How do you respond when people ask, “How would you describe Sumac?”
I would just say that it’s…
Yeah. That wouldn’t be my first descriptor, although it’s a factor. I guess it depends on what context it’s in, but I would say that it’s experimental metal. That’s kind of the best descriptor that I can come up with for it, if pressed to give something that sort of summarizes it in a very basic way.
And how important is experimentation in music for you?
I think it’s the only way that music can evolve, and it’s the way that all important developments in music have happened. For me, just as a music listener, most of the time I find myself gravitating towards the things that feel a little bit precarious in some way, as if the people who were doing it were really going way out on the edge of their abilities and way out on the territory of what’s already known. To me that’s more engaging than hearing something that sounds like it’s really well executed and professionally performed. I think a willingness to push yourself and to scare yourself and to maybe even scare or unsettle the people who are going to hear your music is what makes it exciting and also offers the possibility for a different future. In a way, it’s kind of like you’re opening a door to what’s going to come after, rather than just looking behind you where you already know pretty much everything about where you came from and how you got there.
And you mentioned Keiji Haino, earlier. Do you think he has contributed to Sumac’s music in some way?
I think working with him and just having that experience was really good for us, partially because it was a trial by fire. We didn’t have any time to prepare for it really. I mean, we knew it was coming but it’s not like you can write anything in advance for an improvised music session, of course. There wasn’t really any way in which we could prepare ourselves for it; we just had to go in and find out what happened. His approach was very easygoing in a way that I found really refreshing. He’s serious about what he does but he also, from my perspective, seems to approach it with a light and passionate step. He doesn’t seem to try to control any aspect of what’s going on beyond a few basic parameters about how he wants people to sound and who he chooses to play with. But other than that, it’s all about letting the moment happen as it’s happening, creating circumstances where you can have an open musical exchange with the people you’re playing with and dismantle that part of the rational brain that wants to organize and control the environment and really embrace something that seems more deeply spiritual and maybe, at some level, even more primal. I suspected all of that from listening to his music and those are also all things that I’m interested in on our own path. At the same time, I think having that experience with him and witnessing it first hand and being able to listen to what happened when we all got together was a very good step towards making Love in Shadow.I had written all of the record before we went in and recorded with him, yet even though it was all pretty much mapped out, it was somewhat altered by that experience if only in sort of freeing up our own mindset about how we approach our work and giving us a more open stance from which to work from.

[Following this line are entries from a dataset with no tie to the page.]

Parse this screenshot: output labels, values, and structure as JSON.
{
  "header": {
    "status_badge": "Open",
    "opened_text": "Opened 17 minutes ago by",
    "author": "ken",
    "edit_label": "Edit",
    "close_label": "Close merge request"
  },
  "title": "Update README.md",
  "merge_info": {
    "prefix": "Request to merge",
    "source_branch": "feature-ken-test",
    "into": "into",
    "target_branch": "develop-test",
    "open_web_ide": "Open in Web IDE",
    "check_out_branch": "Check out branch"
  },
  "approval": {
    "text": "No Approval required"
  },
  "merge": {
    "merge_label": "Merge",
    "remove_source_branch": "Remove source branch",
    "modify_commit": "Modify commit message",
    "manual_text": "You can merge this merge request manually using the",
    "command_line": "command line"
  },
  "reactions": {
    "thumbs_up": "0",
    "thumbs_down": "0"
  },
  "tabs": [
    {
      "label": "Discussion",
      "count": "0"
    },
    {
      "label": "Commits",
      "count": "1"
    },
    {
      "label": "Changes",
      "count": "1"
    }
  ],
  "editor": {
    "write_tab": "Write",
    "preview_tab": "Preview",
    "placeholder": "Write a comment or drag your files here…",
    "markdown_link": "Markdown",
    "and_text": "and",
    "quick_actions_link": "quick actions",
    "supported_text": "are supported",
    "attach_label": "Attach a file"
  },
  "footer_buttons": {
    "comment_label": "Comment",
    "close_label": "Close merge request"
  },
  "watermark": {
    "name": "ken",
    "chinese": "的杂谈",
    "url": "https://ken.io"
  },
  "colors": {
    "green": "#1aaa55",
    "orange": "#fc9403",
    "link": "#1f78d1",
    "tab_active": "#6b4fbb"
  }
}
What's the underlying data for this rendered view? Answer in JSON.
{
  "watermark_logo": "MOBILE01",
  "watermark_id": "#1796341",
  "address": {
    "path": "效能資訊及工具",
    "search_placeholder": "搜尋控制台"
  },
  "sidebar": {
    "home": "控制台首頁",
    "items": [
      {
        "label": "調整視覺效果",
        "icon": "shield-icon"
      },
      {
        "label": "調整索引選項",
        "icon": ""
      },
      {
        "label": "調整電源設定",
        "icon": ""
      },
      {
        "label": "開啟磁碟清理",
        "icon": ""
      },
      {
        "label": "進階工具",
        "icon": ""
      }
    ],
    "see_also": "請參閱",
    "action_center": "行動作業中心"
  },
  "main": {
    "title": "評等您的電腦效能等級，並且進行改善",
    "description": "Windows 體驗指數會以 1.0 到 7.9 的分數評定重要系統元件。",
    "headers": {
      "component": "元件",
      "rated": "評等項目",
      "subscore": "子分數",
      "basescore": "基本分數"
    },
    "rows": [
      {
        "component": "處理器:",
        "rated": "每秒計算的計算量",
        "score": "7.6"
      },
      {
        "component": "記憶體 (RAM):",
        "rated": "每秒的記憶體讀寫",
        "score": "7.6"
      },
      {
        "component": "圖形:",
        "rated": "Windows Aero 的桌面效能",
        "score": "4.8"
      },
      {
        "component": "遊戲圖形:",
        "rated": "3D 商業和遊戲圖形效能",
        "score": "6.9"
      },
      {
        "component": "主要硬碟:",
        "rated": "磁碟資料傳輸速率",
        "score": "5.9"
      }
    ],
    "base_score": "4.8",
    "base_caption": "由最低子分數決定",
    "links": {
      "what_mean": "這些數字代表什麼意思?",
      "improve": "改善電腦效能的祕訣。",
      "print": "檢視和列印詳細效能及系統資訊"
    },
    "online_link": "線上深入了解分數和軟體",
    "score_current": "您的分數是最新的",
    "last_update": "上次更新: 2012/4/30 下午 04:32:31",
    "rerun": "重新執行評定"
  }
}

You recorded Love in Shadowin a single room at Robert Lang Studio in Washington with Kurt Ballou. How was it?
Good. The studio was supposedly haunted.
Yeah, that was an interesting thing to consider when going in. I think in some way we’re interested in interdimensional experience and that’s part of where our music comes from. So to feel like we might be in a place that had that energy in it was interesting. I can’t say that we experienced anything super out of the ordinary except for lights flickering on and off at interesting times. But other than that I can’t say that it was totally different from my other studio experiences. You go in, you set up your gear, you get the sounds you want and then you just start going. To go back to what I was saying earlier, the thing that sticks out to me the most is how little time we spent really assessing what the music was. We just had to focus on making it and trusting that we were going in the right direction and that we were making something worthwhile. And our lack of familiarity with the place and with the music that we were making kind of heightened the tension of the experience, which I think was a good thing. I don’t like feeling overly comfortable when I’m making something. That always sort of connotes laziness to me. But at the same time, I’d say it was even a little bit more dangerous feeling than a lot the other records we’ve made.

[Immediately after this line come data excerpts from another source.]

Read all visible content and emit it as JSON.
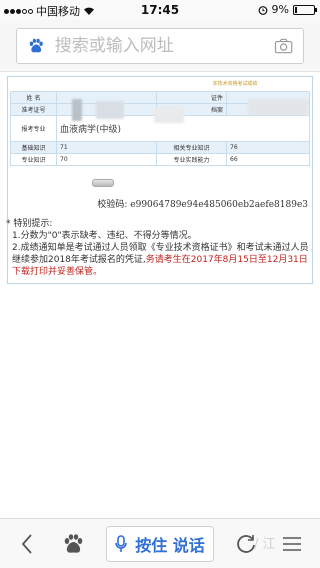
{
  "status_bar": {
    "carrier": "中国移动",
    "time": "17:45",
    "battery_percent": "9%",
    "battery_level": 0.09
  },
  "search": {
    "placeholder": "搜索或输入网址"
  },
  "certificate": {
    "header_text": "本技术资格考试成绩",
    "rows": {
      "name_label": "姓 名",
      "admission_label": "准考证号",
      "id_label": "证件",
      "archive_label": "档案",
      "major_label": "报考专业",
      "major_value": "血液病学(中级)",
      "basic_label": "基础知识",
      "basic_score": "71",
      "related_label": "相关专业知识",
      "related_score": "76",
      "professional_label": "专业知识",
      "professional_score": "70",
      "practice_label": "专业实践能力",
      "practice_score": "66"
    },
    "verify_label": "校验码:",
    "verify_code": "e99064789e94e485060eb2aefe8189e3"
  },
  "notes": {
    "title": "* 特别提示:",
    "item1": "1.分数为\"0\"表示缺考、违纪、不得分等情况。",
    "item2_prefix": "2.成绩通知单是考试通过人员领取《专业技术资格证书》和考试未通过人员继续参加2018年考试报名的凭证,",
    "item2_red": "务请考生在2017年8月15日至12月31日下载打印并妥善保管。"
  },
  "toolbar": {
    "voice_label": "按住 说话",
    "watermark": "/ 江",
    "back_icon": "back-chevron-icon",
    "home_icon": "baidu-paw-icon",
    "mic_icon": "microphone-icon",
    "refresh_icon": "refresh-icon",
    "menu_icon": "menu-icon"
  },
  "colors": {
    "accent_blue": "#2f6fd6",
    "notice_red": "#c0221d",
    "table_border": "#c9dcec"
  }
}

Why did you decide to work with Kurt Ballou?
All of us have recorded with him in the past and we all just really appreciate the way he works and how he makes records sound. I think he’s able to capture a lot of energy in heavy music that it seems like a lot of other producers don’t have the same ear for. I think Kurt is kind of able to capture the live feeling of a band without sacrificing sound quality. He’s achieved a very good balance there where you can hear everything that’s going on and pick up on all the subtle nuances. His recordings rarely feel overproduced to me and, with Sumac, so much of our music and the intent behind it has to do with living in the moment and the physicality of sound that Kurt is basically the perfect person to help translate that.
Were there any types of sounds that you wanted to explore with this record?

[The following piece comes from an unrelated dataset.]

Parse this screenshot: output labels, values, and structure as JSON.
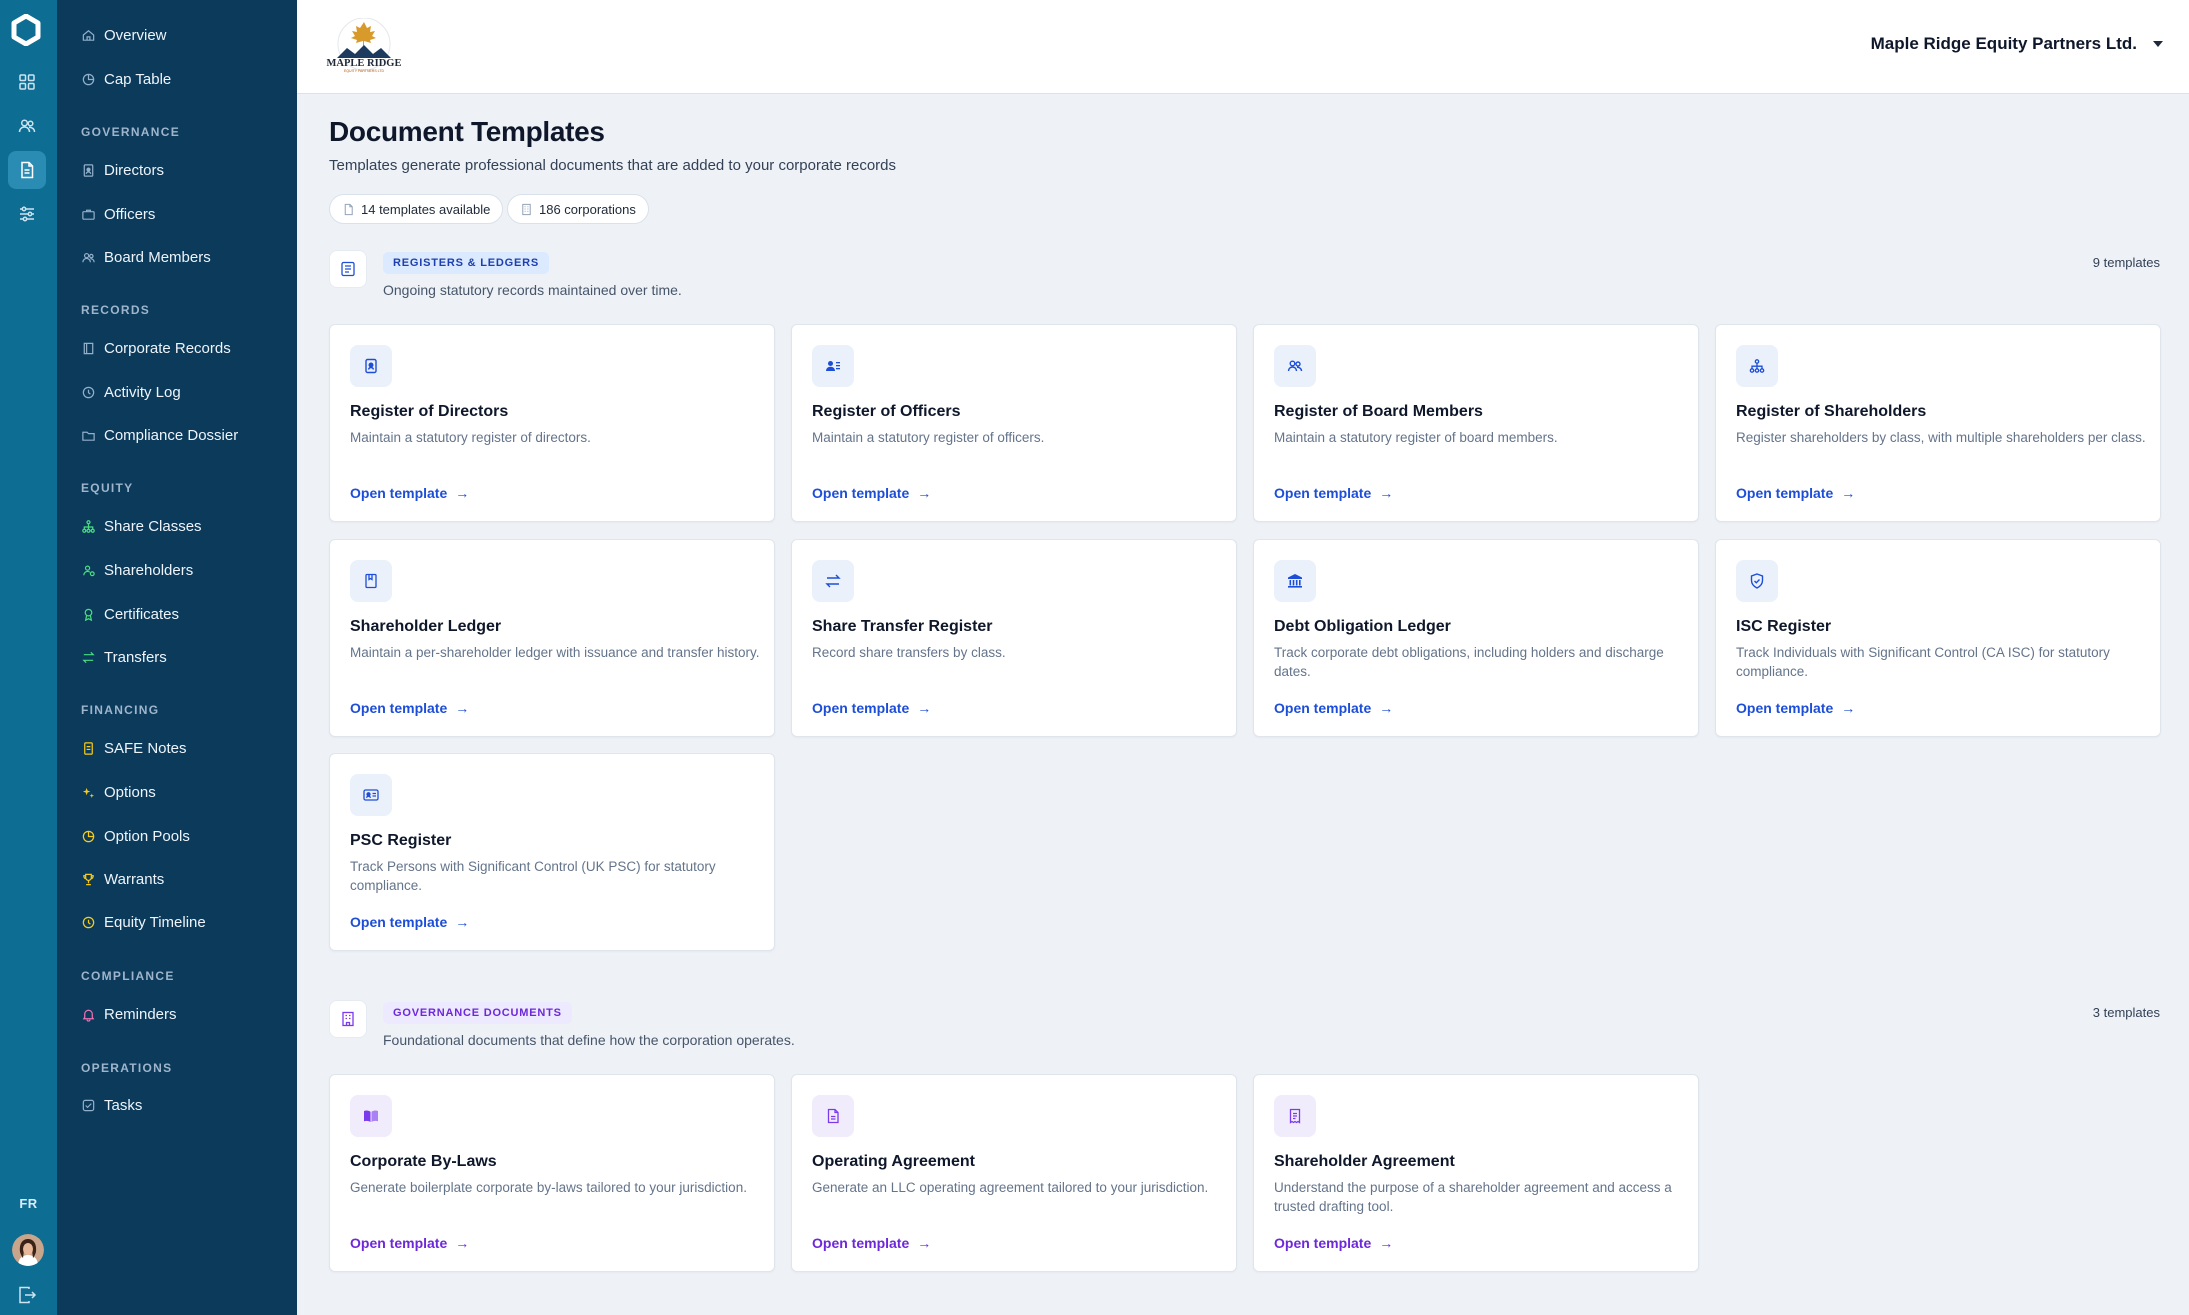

Initially I wanted a record that sounded dryer and closer and more claustrophobic than the last record. The last record had such a big, roomy sound to it because we recorded in a huge room and I liked that. I wanted something that felt a little more oppressive in a way. That actually didn’t end up happening, and I think it was partially just because we recorded in another big room, not as big as the last one, but there was a lot of that big-room sound happening. Nick really likes his drums to have a lot of that very live, open sound to it. And trying to do that and make everything else sound very close and claustrophobic wasn’t a good mesh. I think we had the intent to try to do something that sounded a bit different than the last record but, sonically speaking, ended up being fairly similar. To me that’s not that much of a problem, mostly because the music itself was quite different than what we had written previously. For me that’s a little bit more important than the sonic properties of the recordings.
In what way is Love in Shadow different from your last work?
It involves more improvised passages, for one thing. I’d say that’s probably the biggest difference. That’s always been a component of our music but we intentionally expanded that this time around and left bigger pieces of each song open to interpretation. We’ve also been interested in long-form songwriting and this record is obviously even more sprawling than the last one in terms of track lengths. To me, that offers up a lot of interesting possibilities, partially because it’s easier to occupy a more focused mental state when the songs aren’t broken up into short pieces. When it’s just this long continuous thing I think it does more to break the rational mind and allow you to tap into something that’s a bit deeper and less focused on the mundane aspects of making music. It offers the possibility for a more transcendental experience.
And lyrically speaking?
I feel like I’ve dug deeper than I have before. I always try to be as honest as I can in my approach to making lyrics. I try to find a good balance between choosing interesting words and having a poetic approach and also trying to write something that feels really truthful and real to me. In a way, I dug even a little deeper in this lyric writing process than I meant to and it became a somewhat disturbing experience for me in the end. Ultimately I think it’s good but it opened up some things for me that have had lasting repercussions. Even now, more than a year after the fact, I’m still thinking about it and trying to understand everything that has come out of that process of lyric writing for me.
What are your future plans at the moment?
We have a tour that we’re leaving for this week so that’s the most immediate thing for us. And I know that all of us are getting mentally prepared for that. In fact, as soon as I get off the phone with you I’m going straight to practice with Brian. So that’s the very near future. And then we have a few more tours we’re planning in support of this record. We’re going to do more of the US in January and then we’re working on a European tour for March of next year. But we also have more recordings in the works, some stuff that we’ve already recorded and we just need to finish. I feel like there’s a lot of momentum creatively for this band and I just want to keep going with that and find out where it’s going to lead us.